Depressive symptoms are associated with higher rates of readmission or mortality after medical hospitalization: A systematic review and meta‐analysis
Why this work is in the frame
A frame that forgets how it found something cannot be audited. These are the routes that admitted this work.
Bibliographic record
Abstract
Depressive symptoms during a medical hospitalization may be an overlooked prognostic factor for adverse events postdischarge. Our aim was to evaluate whether depressive symptoms predict 30-day readmission or death after medical hospitalization. We conducted a systematic review of studies that compared postdischarge outcomes by in-hospital depressive status. We assessed study quality and pooled published and unpublished data using random effects models.

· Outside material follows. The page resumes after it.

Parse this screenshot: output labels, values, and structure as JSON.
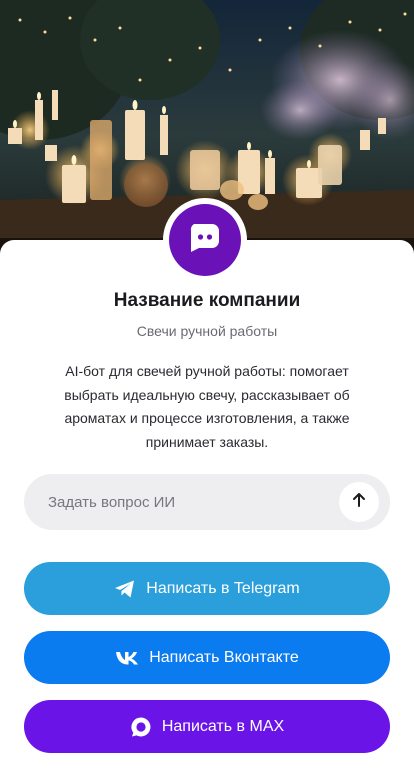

Overall, one-third of 6104 patients discharged from medical wards were depressed (interquartile range, 27%-40%). Compared to inpatients without depression, those discharged with depressive symptoms were more likely to be readmitted (20.4% vs 13.7%, risk ratio [RR]: 1.73, 95% confidence interval [CI]: 1.16-2.58) or die (2.8% vs 1.5%, RR: 2.13, 95% CI: 1.31-3.44) within 30 days. Depressive symptoms were common in medical inpatients and are associated with an increased risk of adverse events postdischarge. Journal of Hospital Medicine 2016;11:373-380. © 2016 The Authors Journal of Hospital Medicine published by Wiley Periodicals, Inc. on behalf of Society of Hospital Medicine.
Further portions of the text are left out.